Competition within the addressable TV marketplace
continues to heat up.
Xandr, the advertising and analytics division of AT&T, has acquired audience-based television advertising sales platform Clypd.
The news was first reported by Reuters, but was not officially confirmed by Xandr until this morning.
Clypd, launched in 2012 as a private company, secured $19.4 million in Series B funding in 2015, led by European broadcaster RTL. Following its agreement to integrate its research and analytics data products in to Clypd's platform, TiVo also participated in the Series B funding.
Sell-side programmatic player Clypd offers data-driven
solutions for advanced audience targeting across linear and OTT, enabling ad buys, including in private marketplaces, through standardized APIs.
The cross-linear/OTT capabilities were
achieved through RTL’s integration, in April, of its SpotX global video advertising platform
with Clypd’s audience-based TV sales platform.
The AT&T acquisition (Reuters could not determine the terms of the sale) will add more linear TV ad inventory to Xandr Community through Clypd’s clients, and may also fill in gaps in ad-tech capabilities.
Community is a video marketplace that connects advertisers, publishers and consumer media brands, including AT&T’s DirecTV and WarnerMedia properties (CNN, TNT, TruTV, B/R Live and Otter Media) and other media including AMC, A+E, Vice Media, Hearst Communications, Philo, Tubi, Newsy and Xumo.
Through Xandr, AT&T — which acquired the digital advertising tech platform AppNexus, as well as WarnerMedia, last year —hopes to best other contenders seeking to become the dominant platform for selling the currently fragmented addressable TV/video advertising universe.
The combined media inventories within Xandr Community reached a total monthly audience of 150 million as of May 2019, according to AT&T. The addressable portion includes DirecTV’s 19 million satellite homes and 1.6 million DirecTV Now subscribers, as well as addressable inventory from Altice, Frontier and others.
Currently, the other leading contender to unify MVPDs’ inventory and harness addressable’s full potential reach is Ampersand (formerly NCC Media), a sales consortium among Comcast, Cox and Charter that is majority-owned by Comcast.

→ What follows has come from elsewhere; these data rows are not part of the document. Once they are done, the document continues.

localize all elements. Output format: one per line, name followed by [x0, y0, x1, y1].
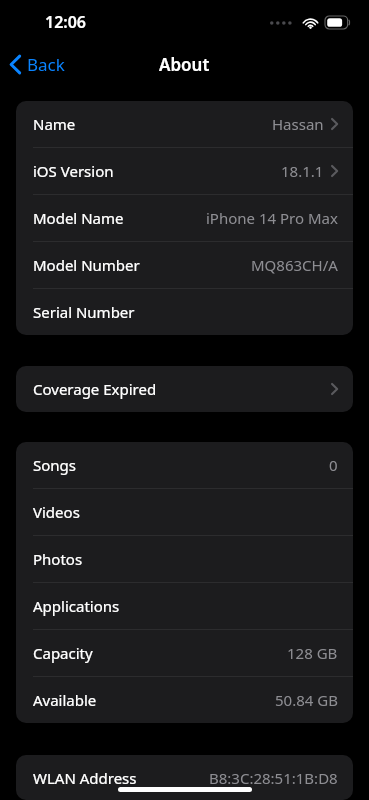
staticText: Model Name: [33, 208, 124, 228]
staticText: 128 GB: [287, 643, 338, 663]
button[interactable]: Model Name: [16, 195, 353, 241]
button[interactable]: Songs: [16, 442, 353, 488]
staticText: 0: [329, 455, 338, 475]
button[interactable]: Available: [16, 677, 353, 723]
staticText: Songs: [33, 455, 76, 475]
button[interactable]: Coverage Expired: [16, 366, 353, 412]
button[interactable]: Serial Number: [16, 289, 353, 335]
staticText: 12:06: [45, 11, 87, 33]
staticText: iOS Version: [33, 161, 114, 181]
button[interactable]: Photos: [16, 536, 353, 582]
staticText: Capacity: [33, 643, 93, 663]
staticText: B8:3C:28:51:1B:D8: [209, 768, 338, 788]
button[interactable]: Back: [0, 49, 73, 80]
staticText: Model Number: [33, 255, 140, 275]
staticText: Back: [27, 53, 65, 76]
staticText: 18.1.1: [281, 161, 324, 181]
staticText: WLAN Address: [33, 768, 137, 788]
staticText: Serial Number: [33, 302, 135, 322]
button[interactable]: WLAN Address: [16, 755, 353, 800]
button[interactable]: Model Number: [16, 242, 353, 288]
button[interactable]: Applications: [16, 583, 353, 629]
staticText: iPhone 14 Pro Max: [206, 208, 338, 228]
button[interactable]: Name: [16, 101, 353, 147]
staticText: Name: [33, 114, 76, 134]
staticText: Applications: [33, 596, 120, 616]
staticText: 50.84 GB: [275, 690, 338, 710]
staticText: Hassan: [272, 114, 324, 134]
button[interactable]: iOS Version: [16, 148, 353, 194]
staticText: Coverage Expired: [33, 379, 157, 399]
staticText: Videos: [33, 502, 80, 522]
staticText: About: [159, 53, 210, 76]
button[interactable]: Capacity: [16, 630, 353, 676]
staticText: Available: [33, 690, 97, 710]
staticText: MQ863CH/A: [251, 255, 338, 275]
staticText: Photos: [33, 549, 83, 569]
button[interactable]: Videos: [16, 489, 353, 535]
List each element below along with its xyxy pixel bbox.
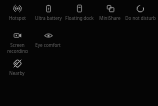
staticText: MiniShare — [99, 15, 121, 21]
button[interactable]: Do not disturb — [124, 0, 156, 26]
button[interactable]: Floating dock — [63, 0, 95, 26]
button[interactable]: MiniShare — [94, 0, 126, 26]
staticText: Hotspot — [9, 15, 26, 21]
staticText: Screen — [10, 42, 25, 48]
staticText: Ultra battery — [35, 15, 62, 21]
button[interactable]: Hotspot — [1, 0, 33, 26]
staticText: Floating dock — [65, 15, 94, 21]
staticText: recording — [7, 48, 28, 53]
button[interactable]: Nearby — [1, 55, 33, 81]
button[interactable]: Ultra battery saver — [32, 0, 64, 26]
staticText: Nearby — [9, 70, 25, 76]
staticText: Do not disturb — [125, 15, 156, 21]
button[interactable]: Eye comfort — [32, 27, 64, 53]
staticText: Eye comfort — [35, 42, 61, 48]
button[interactable]: Screen recording — [1, 27, 33, 53]
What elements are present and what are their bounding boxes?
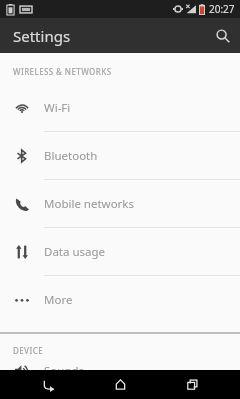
staticText: Wi-Fi — [44, 100, 71, 116]
staticText: Bluetooth — [44, 148, 98, 164]
staticText: Sounds — [44, 363, 85, 370]
staticText: More — [44, 292, 73, 308]
staticText: Data usage — [44, 244, 106, 260]
button[interactable]: Home — [96, 370, 144, 399]
button[interactable]: Back — [24, 370, 72, 399]
staticText: Mobile networks — [44, 196, 135, 212]
button[interactable]: Bluetooth — [0, 132, 240, 180]
button[interactable]: Mobile networks — [0, 180, 240, 228]
staticText: WIRELESS & NETWORKS — [13, 66, 112, 77]
staticText: DEVICE — [13, 345, 43, 356]
button[interactable]: Sounds — [0, 363, 240, 370]
staticText: Settings — [13, 26, 71, 46]
button[interactable]: Recent apps — [168, 370, 216, 399]
button[interactable]: Data usage — [0, 228, 240, 276]
button[interactable]: More — [0, 276, 240, 323]
button[interactable]: Wi-Fi — [0, 84, 240, 132]
button[interactable]: Search — [205, 18, 240, 53]
staticText: 20:27 — [209, 2, 235, 16]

About 45 million of the 85 million U.S. homes sold by Ampersand are addressable.
Other entities vying in the addressable sector include Project OAR, the consortium formed by major TV networks with Vizio, and Nielsen, through its acquisitions of several advanced-TV tech entities. Dish and Verizon sell their addressable inventories independently.
AT&T, under heat from activist investor Elliott Management, is pushing to expand its revenue channels as it resists Elliott’s call for AT&T to sell off DirecTV. DirecTV is a key part of AT&T management’s strategy of being able to offer advertising across digital, wireless, and satellite TV platforms.